主な使用野菜は、トマト(品種、サイズ指定)、レタス、たまねぎ、ピーマンであり、従来までは全ての野菜を店舗でカットしていた。しかし、店舗バックヤードの狭さと人件費などのコスト、商品の均一化(品質の安定)などを考え、カット野菜を使用するようになった。ただ、トマトだけは、現在も店舗内でカットしている。
カット野菜の取引先としては、東京デリカフーズとは平成22年から、大阪デリカフーズ株式会社(以下、「大阪デリカフーズ」という。)とはそれ以前から取引している。店舗の立地によっては名古屋デリカフーズ株式会社(以下、「名古屋デリカフーズ」という。)とも取引を行っている。
デリカフーズグループは、産地開発も手がけており、産地情報にも知見があることから取引を始めるに至った。価格は、市場価格を参考にしながら、毎月決めている。

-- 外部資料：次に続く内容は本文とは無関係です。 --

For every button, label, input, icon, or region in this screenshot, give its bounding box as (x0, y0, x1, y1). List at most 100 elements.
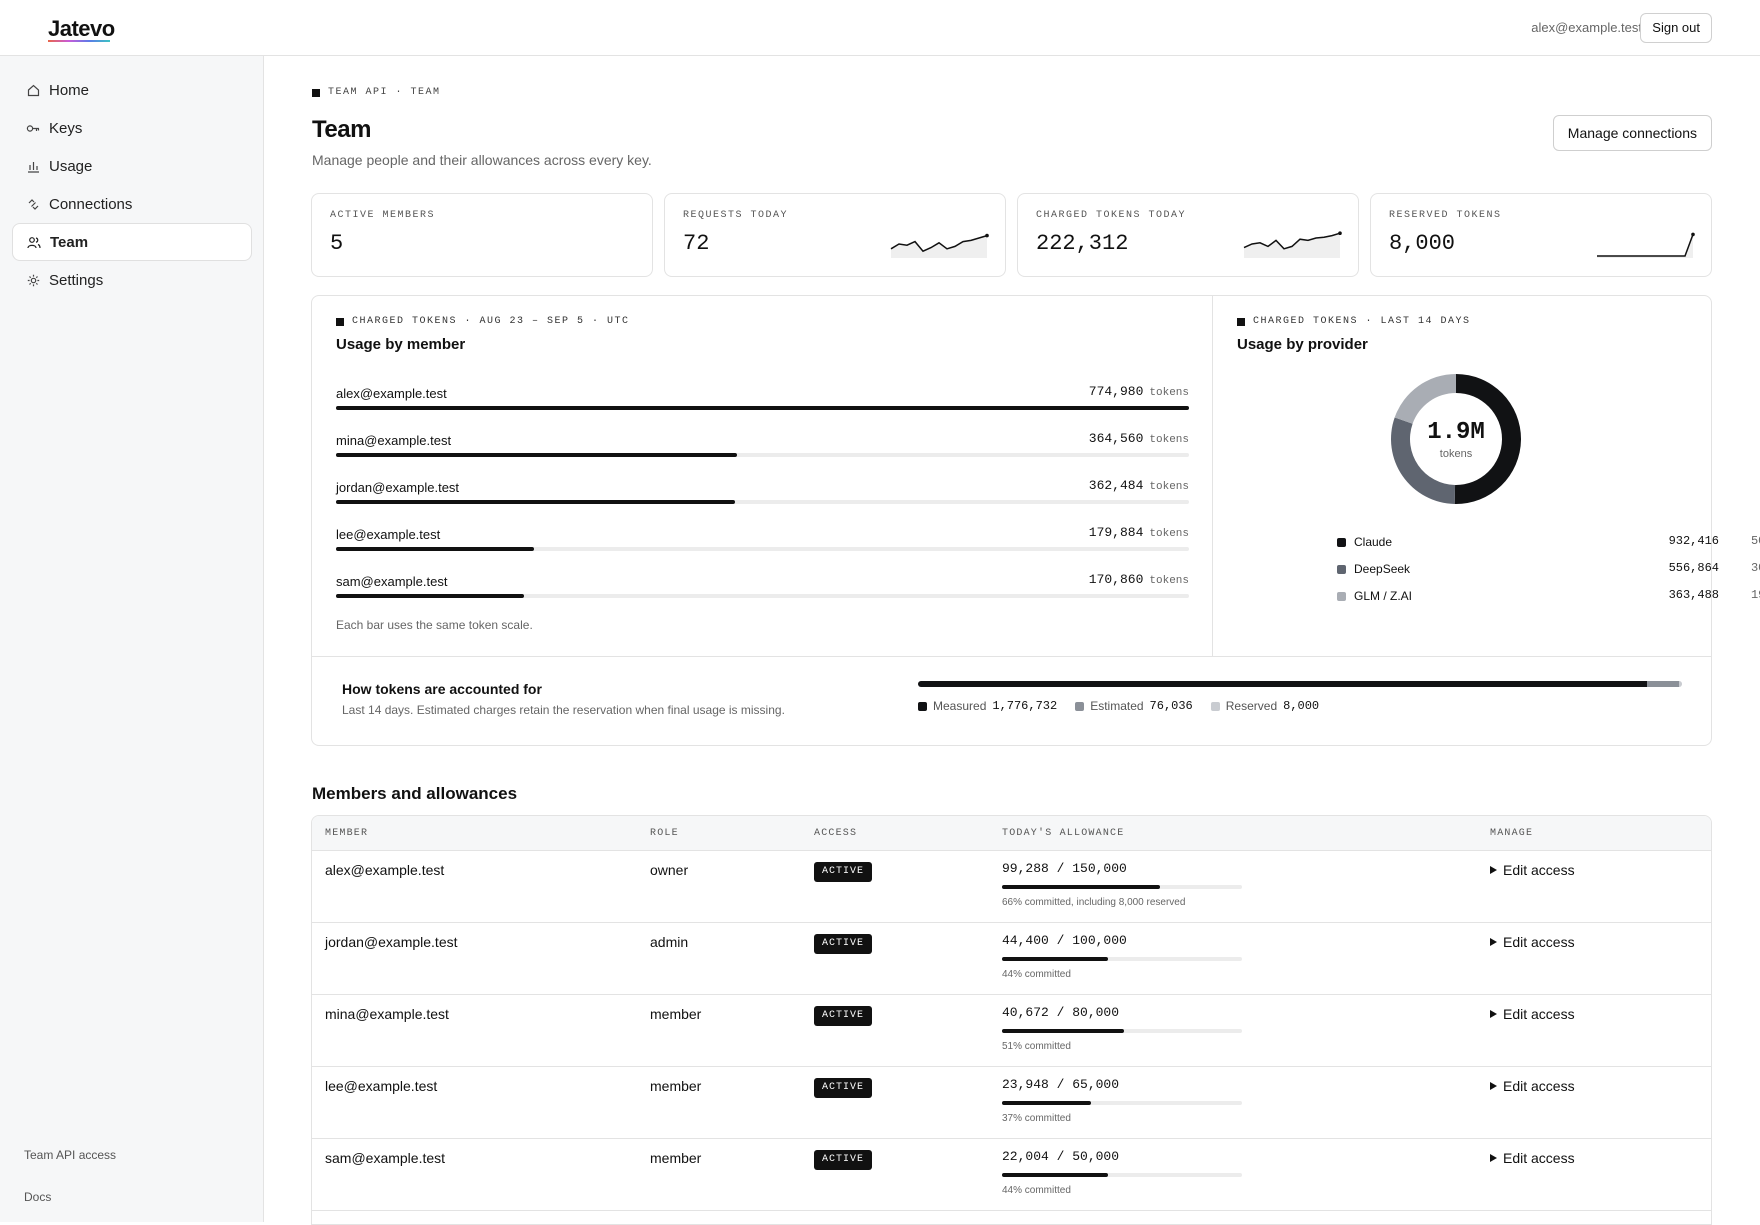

実需者の外食企業から見たカット野菜のメリットとしては、野菜の歩留まりが良いこと、広い店舗バックヤードを必要としないことがある。また、カット野菜業者は、実需者にとっては産地とのコーディネーター役でもあり、野菜を安定的に納品してもらえることなどがあげられる。
一方、デメリットとしては、消費期限の問題がある。カット野菜業者から1日1回原則的に前日の夜に配送されているが、現在消費期限が1日であるので、もう少し延ばす技術開発があれば、とのことであった。
同社はただ、中間業者であるカット野菜業者に全て任せるのではなく、購買担当者本人も直接産地に赴き、生産者の生の声を聞いており、実需者の声を産地に届けることで、産地、中間業者および実需者の理想的なフードシステムを実践している。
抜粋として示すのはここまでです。